Nous sommes ici à Thessalonique, capitale de cette culture européenne partagée, et dans un lieu hautement symbolique. Cette Rotonde a été construite le long de la route menant de Byzance à la mer Adriatique, et puis à Rome. C'était un lien entre l'Est et l'Ouest. La Rotonde fut alors transformée en l'une des premières Églises chrétiennes du monde. Et sur le côté du bâtiment, vous pouvez encore voir un minaret, un autre témoignage de l'histoire complexe de ce lieu et de notre continent. La ville même de Thessalonique est un résumé de l'histoire et de la culture de l'Europe. Une capitale européenne, une passerelle vers l'Asie, un carrefour des civilisations. Cette ville a vu les Empires se lever et tomber, elle a été démolie puis reconstruite. Et chaque instant de cette histoire millénaire a contribué à façonner qui nous sommes, en tant qu'Européens. C'est notre histoire. C'est notre culture.

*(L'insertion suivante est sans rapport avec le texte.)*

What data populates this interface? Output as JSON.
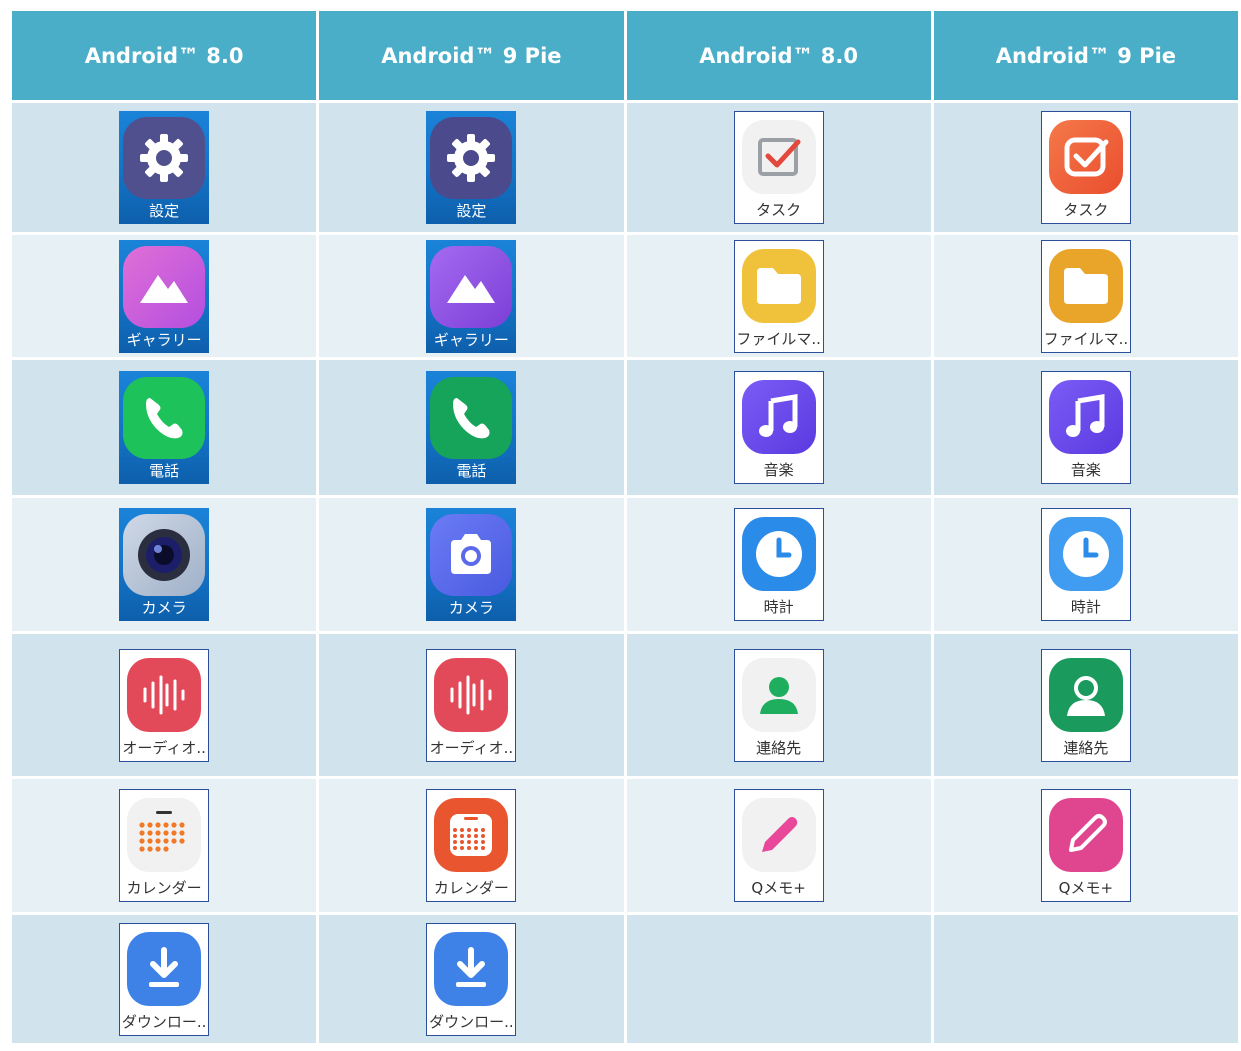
{
  "headers": [
    "Android™ 8.0",
    "Android™ 9 Pie",
    "Android™ 8.0",
    "Android™ 9 Pie"
  ],
  "rows": [
    [
      {
        "icon": "settings-gear-icon",
        "label": "設定",
        "style": "blue",
        "variant": "v8"
      },
      {
        "icon": "settings-gear-icon",
        "label": "設定",
        "style": "blue",
        "variant": "v9"
      },
      {
        "icon": "task-check-icon",
        "label": "タスク",
        "style": "white",
        "variant": "v8"
      },
      {
        "icon": "task-check-icon",
        "label": "タスク",
        "style": "white",
        "variant": "v9"
      }
    ],
    [
      {
        "icon": "gallery-mountain-icon",
        "label": "ギャラリー",
        "style": "blue",
        "variant": "v8"
      },
      {
        "icon": "gallery-mountain-icon",
        "label": "ギャラリー",
        "style": "blue",
        "variant": "v9"
      },
      {
        "icon": "folder-icon",
        "label": "ファイルマ..",
        "style": "white",
        "variant": "v8"
      },
      {
        "icon": "folder-icon",
        "label": "ファイルマ..",
        "style": "white",
        "variant": "v9"
      }
    ],
    [
      {
        "icon": "phone-handset-icon",
        "label": "電話",
        "style": "blue",
        "variant": "v8"
      },
      {
        "icon": "phone-handset-icon",
        "label": "電話",
        "style": "blue",
        "variant": "v9"
      },
      {
        "icon": "music-note-icon",
        "label": "音楽",
        "style": "white",
        "variant": "v8"
      },
      {
        "icon": "music-note-icon",
        "label": "音楽",
        "style": "white",
        "variant": "v9"
      }
    ],
    [
      {
        "icon": "camera-lens-icon",
        "label": "カメラ",
        "style": "blue",
        "variant": "v8"
      },
      {
        "icon": "camera-icon",
        "label": "カメラ",
        "style": "blue",
        "variant": "v9"
      },
      {
        "icon": "clock-icon",
        "label": "時計",
        "style": "white",
        "variant": "v8"
      },
      {
        "icon": "clock-icon",
        "label": "時計",
        "style": "white",
        "variant": "v9"
      }
    ],
    [
      {
        "icon": "audio-waveform-icon",
        "label": "オーディオ..",
        "style": "white",
        "variant": "v8"
      },
      {
        "icon": "audio-waveform-icon",
        "label": "オーディオ..",
        "style": "white",
        "variant": "v9"
      },
      {
        "icon": "contact-person-icon",
        "label": "連絡先",
        "style": "white",
        "variant": "v8"
      },
      {
        "icon": "contact-person-icon",
        "label": "連絡先",
        "style": "white",
        "variant": "v9"
      }
    ],
    [
      {
        "icon": "calendar-grid-icon",
        "label": "カレンダー",
        "style": "white",
        "variant": "v8"
      },
      {
        "icon": "calendar-grid-icon",
        "label": "カレンダー",
        "style": "white",
        "variant": "v9"
      },
      {
        "icon": "pen-icon",
        "label": "Qメモ+",
        "style": "white",
        "variant": "v8"
      },
      {
        "icon": "pen-icon",
        "label": "Qメモ+",
        "style": "white",
        "variant": "v9"
      }
    ],
    [
      {
        "icon": "download-arrow-icon",
        "label": "ダウンロー..",
        "style": "white",
        "variant": "v8"
      },
      {
        "icon": "download-arrow-icon",
        "label": "ダウンロー..",
        "style": "white",
        "variant": "v9"
      },
      null,
      null
    ]
  ],
  "colors": {
    "header_bg": "#4baec8",
    "row_odd": "#d1e3ec",
    "row_even": "#e7f0f5",
    "tile_blue": "#1577cb",
    "tile_border": "#2c4f99"
  }
}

Pour la génération des fondateurs de notre Union, l'intégration européenne était une question de paix sur notre continent après les grandes guerres mondiales. Pour les Grecs des années 1970, ainsi que pour les Espagnols et les Portugais, l'intégration européenne était une question de démocratie. Pour les peuples d'Europe de l'Est qui ont déchiré le rideau de fer, l'intégration européenne était une question de liberté. Les deux moitiés de notre continent étaient enfin libres de se réunir. Et nous, Européens, nous avons vu émerger une Union de plus en plus large, aux liens de plus en plus étroits.

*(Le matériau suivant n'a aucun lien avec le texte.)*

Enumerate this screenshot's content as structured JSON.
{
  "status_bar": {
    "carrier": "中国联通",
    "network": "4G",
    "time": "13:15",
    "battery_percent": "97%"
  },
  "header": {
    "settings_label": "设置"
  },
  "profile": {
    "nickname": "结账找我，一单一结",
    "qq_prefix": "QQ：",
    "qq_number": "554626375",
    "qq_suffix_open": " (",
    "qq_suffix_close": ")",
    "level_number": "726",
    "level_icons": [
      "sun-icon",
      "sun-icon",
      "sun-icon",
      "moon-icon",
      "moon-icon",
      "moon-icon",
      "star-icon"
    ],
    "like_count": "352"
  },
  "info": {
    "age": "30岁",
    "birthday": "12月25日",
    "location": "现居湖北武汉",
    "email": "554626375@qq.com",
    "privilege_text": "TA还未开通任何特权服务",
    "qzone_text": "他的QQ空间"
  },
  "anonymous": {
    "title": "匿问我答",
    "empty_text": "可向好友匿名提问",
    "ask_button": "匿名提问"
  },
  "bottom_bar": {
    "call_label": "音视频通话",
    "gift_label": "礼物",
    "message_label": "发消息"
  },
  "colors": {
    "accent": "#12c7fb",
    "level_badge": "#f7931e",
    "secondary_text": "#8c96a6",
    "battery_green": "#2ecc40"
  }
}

Le programme Erasmus a constitué un pont parfait entre les jeunes générations dans toute l'Europe. Des millions de jeunes ont découvert ce qu'ils avaient en commun avec d'autres nationalités et ce qui les rendait uniques. Pour la première fois, ils ont eu l'impression d'appartenir à une grande communauté qui s'étendait au-delà des frontières nationales de leur pays. Aujourd'hui, la génération Erasmus est partout autour de nous.

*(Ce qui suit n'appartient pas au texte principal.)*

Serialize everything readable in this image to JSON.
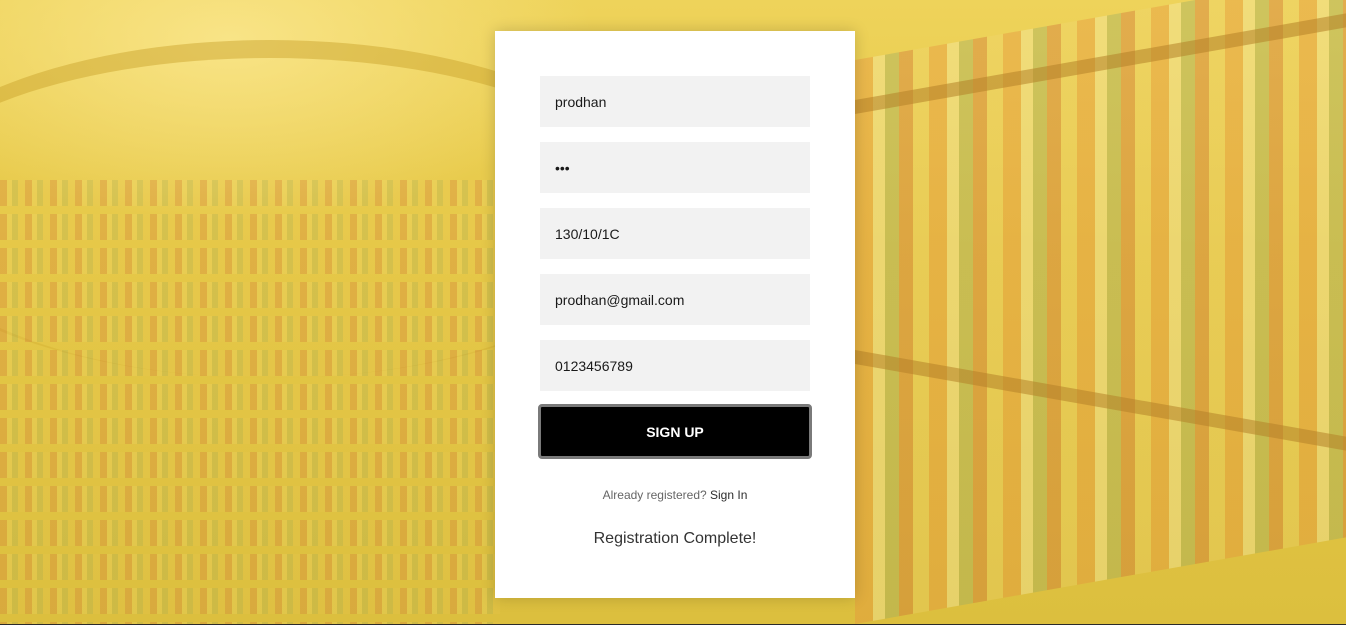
{
  "form": {
    "name_value": "prodhan",
    "password_value": "•••",
    "address_value": "130/10/1C",
    "email_value": "prodhan@gmail.com",
    "phone_value": "0123456789",
    "signup_label": "SIGN UP",
    "already_text": "Already registered?",
    "signin_link": "Sign In",
    "status_message": "Registration Complete!"
  },
  "colors": {
    "background_tint": "#e6c848",
    "field_bg": "#f2f2f2",
    "button_bg": "#000000",
    "button_text": "#ffffff"
  }
}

Mon ami Xavier Bettel, Premier ministre du Luxembourg, n'oubliera jamais son Erasmus ici à Thessalonique. Mes enfants ont étudié - grâce à Erasmus - à Barcelone, Zurich, Paris et Poznan. Pour la génération de mes fils et de mes filles, Erasmus est aussi important que le Marché unique, la monnaie unique et l'ouverture des frontières.

Après 30 ans, nous pouvons dire avec fierté: cet Erasmus est l'une des plus grandes réalisations unificatrices de l'histoire de notre Union. Il est juste que le budget européen approuvé par le Conseil européen prévoie une augmentation de 55% des fonds alloués au programme Erasmus. C'est de l'argent bien dépensé! Mais il importe tout autant que nous élargissions également la portée d'Erasmus. À l'avenir, un plus grand nombre d'élèves et de jeunes étudiants devraient bénéficier de ce programme. Qu'ils aillent à l'école, qu'ils fréquentent l'université ou participent à une formation professionnelle. Erasmus devrait être une institution véritablement démocratique pour tous les jeunes Européens!

Mesdames et Messieurs,

Alors que nous, Européens, avons récolté les fruits des grandes réalisations telles qu'Erasmus, nous avons commencé à les prendre pour acquis. C'est une erreur. Au cours de la dernière décennie, nous avons vécu des crises qui ont ébranlé notre Union européenne jusque dans son coeur. Il y a dix ans, pendant la crise financière et la crise de l'euro, nous avons évité l'effondrement de l'Union et de l'euro.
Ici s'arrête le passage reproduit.